The seminar will survey work on computational models of various aspects of language learning, including work by Cartwright & Brent (Cognition 1996, also in Brent's book) on word segmentation; John Goldsmith (CL 2001) on morphology; Nerbonne, Tjong Kim Sang, Stoianov and Konstantopoulos on phonotactics (various places); and Albright and Hayes (Cognition 2003) on learning phonology. We will relate these lines of work to linguistic and psychological issues such as the dispute concerning the poverty of the stimulus argument (Pullum and Scholz), connectionists' views (Elman et al. "Rethinking Innateness"), and work on children's sensitivity to distributional tendencies (work by Newport, Mintz, and others).

Purpose: To explore the increasingly important literature on computational models of human language learning. The focus is on simulations of human language acquisition, where the aim is not simply accuracy, but rather similarity to human accuracy (including error), the order of acquisition, etc. Especially interesting is work which aspires to neurological plausibility. The present course aims to explore this work by reading and discussing published papers. Our primary purpose therefore does not include an examination of applications of machine learning in natural language processing, i.e., studies whose primary aim is to improve, e.g., parsing accuracy.
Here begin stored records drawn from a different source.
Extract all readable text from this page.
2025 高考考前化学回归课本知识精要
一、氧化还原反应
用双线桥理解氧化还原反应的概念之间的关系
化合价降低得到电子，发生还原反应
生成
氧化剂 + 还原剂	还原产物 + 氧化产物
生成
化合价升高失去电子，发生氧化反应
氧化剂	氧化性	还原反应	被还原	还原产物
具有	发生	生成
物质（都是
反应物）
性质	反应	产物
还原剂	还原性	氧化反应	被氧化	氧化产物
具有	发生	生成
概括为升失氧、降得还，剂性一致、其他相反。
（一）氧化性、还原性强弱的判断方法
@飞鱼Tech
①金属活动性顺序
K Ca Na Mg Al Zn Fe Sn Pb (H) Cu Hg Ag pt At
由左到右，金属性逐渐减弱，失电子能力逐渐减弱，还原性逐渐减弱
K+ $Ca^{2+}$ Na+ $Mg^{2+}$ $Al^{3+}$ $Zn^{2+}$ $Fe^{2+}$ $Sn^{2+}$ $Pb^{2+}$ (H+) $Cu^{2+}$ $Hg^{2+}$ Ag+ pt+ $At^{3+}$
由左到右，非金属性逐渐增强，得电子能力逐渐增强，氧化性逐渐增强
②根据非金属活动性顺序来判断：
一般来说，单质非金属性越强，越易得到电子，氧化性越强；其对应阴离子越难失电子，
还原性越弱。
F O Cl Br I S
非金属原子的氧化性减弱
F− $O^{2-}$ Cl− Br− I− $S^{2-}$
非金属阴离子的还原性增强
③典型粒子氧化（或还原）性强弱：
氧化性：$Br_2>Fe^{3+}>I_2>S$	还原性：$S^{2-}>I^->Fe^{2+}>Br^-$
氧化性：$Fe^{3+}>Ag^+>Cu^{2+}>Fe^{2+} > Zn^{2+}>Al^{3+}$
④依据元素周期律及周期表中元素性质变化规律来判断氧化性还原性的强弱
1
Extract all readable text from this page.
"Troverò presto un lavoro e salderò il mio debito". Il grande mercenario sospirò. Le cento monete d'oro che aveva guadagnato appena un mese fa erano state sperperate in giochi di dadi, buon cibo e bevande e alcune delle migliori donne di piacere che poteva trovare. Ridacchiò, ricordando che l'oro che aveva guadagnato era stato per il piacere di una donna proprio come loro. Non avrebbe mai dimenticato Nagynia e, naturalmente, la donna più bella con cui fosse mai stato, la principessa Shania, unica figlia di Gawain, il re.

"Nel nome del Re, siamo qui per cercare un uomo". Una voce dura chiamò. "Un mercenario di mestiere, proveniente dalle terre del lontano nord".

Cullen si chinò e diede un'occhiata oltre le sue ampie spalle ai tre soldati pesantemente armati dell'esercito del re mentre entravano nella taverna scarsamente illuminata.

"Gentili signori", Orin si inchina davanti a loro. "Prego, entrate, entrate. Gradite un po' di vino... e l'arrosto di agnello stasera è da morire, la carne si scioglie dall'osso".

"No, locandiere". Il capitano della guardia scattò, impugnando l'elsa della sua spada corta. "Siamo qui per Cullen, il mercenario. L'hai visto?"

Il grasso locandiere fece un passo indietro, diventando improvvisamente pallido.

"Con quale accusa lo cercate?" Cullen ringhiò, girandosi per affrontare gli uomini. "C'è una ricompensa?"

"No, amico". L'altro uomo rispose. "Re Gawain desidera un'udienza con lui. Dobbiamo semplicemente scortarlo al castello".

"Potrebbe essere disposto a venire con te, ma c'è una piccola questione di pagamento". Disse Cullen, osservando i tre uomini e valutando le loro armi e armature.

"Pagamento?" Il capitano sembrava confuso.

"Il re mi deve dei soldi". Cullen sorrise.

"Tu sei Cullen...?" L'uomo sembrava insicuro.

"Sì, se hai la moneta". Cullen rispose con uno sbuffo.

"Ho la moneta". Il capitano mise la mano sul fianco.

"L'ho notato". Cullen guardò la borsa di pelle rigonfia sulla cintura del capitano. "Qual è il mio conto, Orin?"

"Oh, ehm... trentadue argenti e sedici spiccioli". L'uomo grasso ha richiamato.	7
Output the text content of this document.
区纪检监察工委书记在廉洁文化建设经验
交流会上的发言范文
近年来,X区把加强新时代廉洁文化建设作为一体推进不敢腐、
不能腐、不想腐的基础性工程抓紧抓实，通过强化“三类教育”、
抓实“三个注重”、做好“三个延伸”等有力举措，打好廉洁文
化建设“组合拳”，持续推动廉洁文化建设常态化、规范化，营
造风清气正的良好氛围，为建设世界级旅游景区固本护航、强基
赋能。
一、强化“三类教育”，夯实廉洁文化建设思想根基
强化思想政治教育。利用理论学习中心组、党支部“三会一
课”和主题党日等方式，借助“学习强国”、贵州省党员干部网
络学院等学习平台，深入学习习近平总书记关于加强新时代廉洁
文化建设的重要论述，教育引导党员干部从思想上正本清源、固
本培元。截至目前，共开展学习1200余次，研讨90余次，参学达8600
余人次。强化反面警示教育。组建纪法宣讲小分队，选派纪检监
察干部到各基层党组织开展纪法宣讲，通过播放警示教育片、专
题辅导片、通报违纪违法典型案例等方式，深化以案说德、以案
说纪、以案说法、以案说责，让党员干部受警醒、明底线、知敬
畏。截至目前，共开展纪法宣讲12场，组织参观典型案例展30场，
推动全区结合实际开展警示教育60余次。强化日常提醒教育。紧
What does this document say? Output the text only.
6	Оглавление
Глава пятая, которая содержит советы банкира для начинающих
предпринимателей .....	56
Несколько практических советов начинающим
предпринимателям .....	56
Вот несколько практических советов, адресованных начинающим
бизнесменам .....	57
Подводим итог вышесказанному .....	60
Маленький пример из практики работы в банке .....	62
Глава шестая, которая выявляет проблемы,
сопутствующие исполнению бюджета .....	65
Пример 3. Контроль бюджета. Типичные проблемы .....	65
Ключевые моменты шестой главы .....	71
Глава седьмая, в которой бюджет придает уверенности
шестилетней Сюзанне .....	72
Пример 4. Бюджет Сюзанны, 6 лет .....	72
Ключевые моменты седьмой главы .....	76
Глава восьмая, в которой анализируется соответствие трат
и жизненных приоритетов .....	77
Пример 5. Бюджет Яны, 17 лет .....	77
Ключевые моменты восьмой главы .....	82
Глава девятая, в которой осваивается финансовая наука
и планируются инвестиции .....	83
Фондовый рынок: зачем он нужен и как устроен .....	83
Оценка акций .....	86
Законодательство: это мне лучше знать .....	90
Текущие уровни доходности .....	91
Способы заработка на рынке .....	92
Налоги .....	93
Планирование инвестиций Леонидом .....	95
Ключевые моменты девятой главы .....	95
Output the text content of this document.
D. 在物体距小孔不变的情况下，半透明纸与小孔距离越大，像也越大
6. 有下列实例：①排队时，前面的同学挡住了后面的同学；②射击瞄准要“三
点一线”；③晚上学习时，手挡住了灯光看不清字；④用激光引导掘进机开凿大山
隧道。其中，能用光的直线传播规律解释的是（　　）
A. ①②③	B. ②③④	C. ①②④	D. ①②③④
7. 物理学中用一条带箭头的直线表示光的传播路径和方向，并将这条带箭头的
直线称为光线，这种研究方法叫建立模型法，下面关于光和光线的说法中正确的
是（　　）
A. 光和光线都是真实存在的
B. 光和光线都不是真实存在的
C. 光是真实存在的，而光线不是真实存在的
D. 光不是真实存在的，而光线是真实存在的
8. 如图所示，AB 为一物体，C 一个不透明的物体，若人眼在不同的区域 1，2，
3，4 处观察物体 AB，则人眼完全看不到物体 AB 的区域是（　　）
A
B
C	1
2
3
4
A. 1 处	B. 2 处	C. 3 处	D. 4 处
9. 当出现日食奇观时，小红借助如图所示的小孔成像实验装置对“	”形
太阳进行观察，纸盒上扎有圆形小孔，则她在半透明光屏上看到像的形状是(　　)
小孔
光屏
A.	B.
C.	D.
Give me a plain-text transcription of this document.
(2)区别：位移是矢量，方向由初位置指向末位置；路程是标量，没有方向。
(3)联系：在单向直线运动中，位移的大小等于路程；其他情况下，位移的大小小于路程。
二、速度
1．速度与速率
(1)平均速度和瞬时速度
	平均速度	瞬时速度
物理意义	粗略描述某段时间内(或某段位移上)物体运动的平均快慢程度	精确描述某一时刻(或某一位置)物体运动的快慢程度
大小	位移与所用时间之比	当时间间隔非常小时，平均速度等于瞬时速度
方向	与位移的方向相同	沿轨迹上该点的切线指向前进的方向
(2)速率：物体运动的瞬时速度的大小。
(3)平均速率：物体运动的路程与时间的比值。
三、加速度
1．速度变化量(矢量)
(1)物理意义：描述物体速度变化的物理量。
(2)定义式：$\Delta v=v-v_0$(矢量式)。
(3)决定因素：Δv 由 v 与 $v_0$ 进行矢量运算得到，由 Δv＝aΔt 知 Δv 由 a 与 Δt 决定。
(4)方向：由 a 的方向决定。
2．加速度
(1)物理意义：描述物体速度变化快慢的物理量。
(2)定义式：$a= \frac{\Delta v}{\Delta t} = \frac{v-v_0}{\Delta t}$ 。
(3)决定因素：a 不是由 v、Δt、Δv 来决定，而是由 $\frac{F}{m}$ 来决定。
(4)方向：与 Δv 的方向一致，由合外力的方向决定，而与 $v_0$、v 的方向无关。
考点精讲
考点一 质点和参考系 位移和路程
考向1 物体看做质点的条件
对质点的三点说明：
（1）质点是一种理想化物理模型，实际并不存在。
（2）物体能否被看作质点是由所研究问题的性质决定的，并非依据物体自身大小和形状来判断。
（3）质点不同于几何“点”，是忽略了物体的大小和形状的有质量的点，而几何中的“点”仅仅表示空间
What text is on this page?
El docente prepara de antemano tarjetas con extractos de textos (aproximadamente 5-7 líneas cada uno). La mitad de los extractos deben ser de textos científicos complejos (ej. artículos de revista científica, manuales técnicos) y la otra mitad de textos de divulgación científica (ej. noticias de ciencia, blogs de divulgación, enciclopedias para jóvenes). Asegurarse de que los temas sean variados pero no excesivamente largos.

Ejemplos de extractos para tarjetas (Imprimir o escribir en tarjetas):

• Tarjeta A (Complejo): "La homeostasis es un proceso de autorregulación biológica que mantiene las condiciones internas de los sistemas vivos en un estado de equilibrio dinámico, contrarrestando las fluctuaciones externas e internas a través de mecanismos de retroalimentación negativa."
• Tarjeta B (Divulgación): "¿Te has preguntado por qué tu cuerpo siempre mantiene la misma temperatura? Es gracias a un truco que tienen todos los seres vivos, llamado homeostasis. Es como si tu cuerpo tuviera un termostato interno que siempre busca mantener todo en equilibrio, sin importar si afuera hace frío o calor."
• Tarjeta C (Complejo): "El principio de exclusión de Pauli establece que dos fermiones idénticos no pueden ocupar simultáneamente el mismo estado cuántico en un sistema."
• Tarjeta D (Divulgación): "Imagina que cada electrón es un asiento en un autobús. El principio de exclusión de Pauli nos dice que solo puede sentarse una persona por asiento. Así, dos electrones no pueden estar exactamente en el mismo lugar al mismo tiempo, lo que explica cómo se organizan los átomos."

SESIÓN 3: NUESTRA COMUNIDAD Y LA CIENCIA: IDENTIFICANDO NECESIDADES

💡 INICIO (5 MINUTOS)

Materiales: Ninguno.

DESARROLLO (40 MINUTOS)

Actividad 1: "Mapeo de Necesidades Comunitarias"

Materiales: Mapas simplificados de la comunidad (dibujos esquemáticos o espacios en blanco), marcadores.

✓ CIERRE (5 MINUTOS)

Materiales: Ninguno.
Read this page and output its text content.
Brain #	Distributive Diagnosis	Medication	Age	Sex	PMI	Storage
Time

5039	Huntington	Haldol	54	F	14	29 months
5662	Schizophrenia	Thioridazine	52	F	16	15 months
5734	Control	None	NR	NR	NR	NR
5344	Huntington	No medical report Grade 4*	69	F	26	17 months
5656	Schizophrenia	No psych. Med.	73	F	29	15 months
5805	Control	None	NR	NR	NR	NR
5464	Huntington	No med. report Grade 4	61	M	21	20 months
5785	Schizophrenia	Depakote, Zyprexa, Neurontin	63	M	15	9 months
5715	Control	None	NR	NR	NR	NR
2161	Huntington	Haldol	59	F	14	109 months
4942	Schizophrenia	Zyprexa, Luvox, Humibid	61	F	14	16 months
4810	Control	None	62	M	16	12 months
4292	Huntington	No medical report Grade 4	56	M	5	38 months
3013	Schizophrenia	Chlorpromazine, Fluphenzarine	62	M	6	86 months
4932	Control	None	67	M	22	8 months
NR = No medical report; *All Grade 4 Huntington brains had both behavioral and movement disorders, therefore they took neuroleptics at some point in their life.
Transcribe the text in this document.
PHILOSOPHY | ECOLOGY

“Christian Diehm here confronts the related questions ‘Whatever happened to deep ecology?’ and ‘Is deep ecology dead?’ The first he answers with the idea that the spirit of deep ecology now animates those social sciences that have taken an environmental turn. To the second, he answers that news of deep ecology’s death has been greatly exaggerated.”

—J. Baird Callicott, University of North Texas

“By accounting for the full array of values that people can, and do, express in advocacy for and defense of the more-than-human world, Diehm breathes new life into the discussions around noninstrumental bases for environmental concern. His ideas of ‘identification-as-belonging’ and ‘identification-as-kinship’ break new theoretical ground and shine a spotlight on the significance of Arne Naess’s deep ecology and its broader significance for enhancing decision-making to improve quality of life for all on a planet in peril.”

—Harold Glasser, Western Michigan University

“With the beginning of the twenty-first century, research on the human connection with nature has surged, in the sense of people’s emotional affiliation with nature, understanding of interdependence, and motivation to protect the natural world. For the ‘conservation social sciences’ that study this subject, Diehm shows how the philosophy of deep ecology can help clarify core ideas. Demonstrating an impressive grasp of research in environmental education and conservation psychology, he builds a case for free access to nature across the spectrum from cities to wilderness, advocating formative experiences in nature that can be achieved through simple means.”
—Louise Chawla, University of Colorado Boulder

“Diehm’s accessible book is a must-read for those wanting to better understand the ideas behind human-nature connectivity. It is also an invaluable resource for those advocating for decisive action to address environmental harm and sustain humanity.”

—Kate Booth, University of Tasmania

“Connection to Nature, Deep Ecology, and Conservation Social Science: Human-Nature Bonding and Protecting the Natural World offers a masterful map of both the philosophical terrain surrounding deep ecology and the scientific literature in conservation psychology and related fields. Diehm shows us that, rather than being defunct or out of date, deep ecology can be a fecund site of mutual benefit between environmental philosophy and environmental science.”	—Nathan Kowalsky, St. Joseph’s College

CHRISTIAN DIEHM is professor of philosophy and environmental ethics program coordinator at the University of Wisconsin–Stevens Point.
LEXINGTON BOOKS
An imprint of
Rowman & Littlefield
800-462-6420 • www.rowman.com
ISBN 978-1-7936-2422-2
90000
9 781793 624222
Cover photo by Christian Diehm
Example: Tim Dorscheidt, Nicola Valchev and Terence van Zoelen Minimal Generalization of Dutch Diminutives, project report on the 2006-2007 course.

Prerequisites The course assumes familiarity with basic concepts of machine learning, but there will be time to review occasionally unfamiliar concepts as well. The course is aimed at students in research masters' programs, which assumes serious motivation and scientific maturity.

Note This course is referred to as Computermodellen voor taalverwerving in the Dutch course catalogue.

Docent prof.dr.ir. J. Nerbonne
Literature Michael Brent. Computational Approaches to Language Acquisition. Cambridge: MIT Press. '97
Some other literature.
Organization Seminars with student presentations as well as discussion and (perhaps) presentations by guest researchers. All students are expected to read each paper and participate in discussions, as well as present at least one paper. Instructor will make early presentations, and lead discussions for these sessions, but will not lecture after the first meetings.
Time Fall, 2006
Place Tues. 15:30-17, A-weg 30, Rm 104
Thurs. 14:15-16, Harmonie 12.012
Credit Credit based on: leading discussion on (1-2) papers; contributions to discussions; either writing a brief (10-12pp) summary and critique of a paper or an implementation of a psycholinguistic hypothesis with report of results.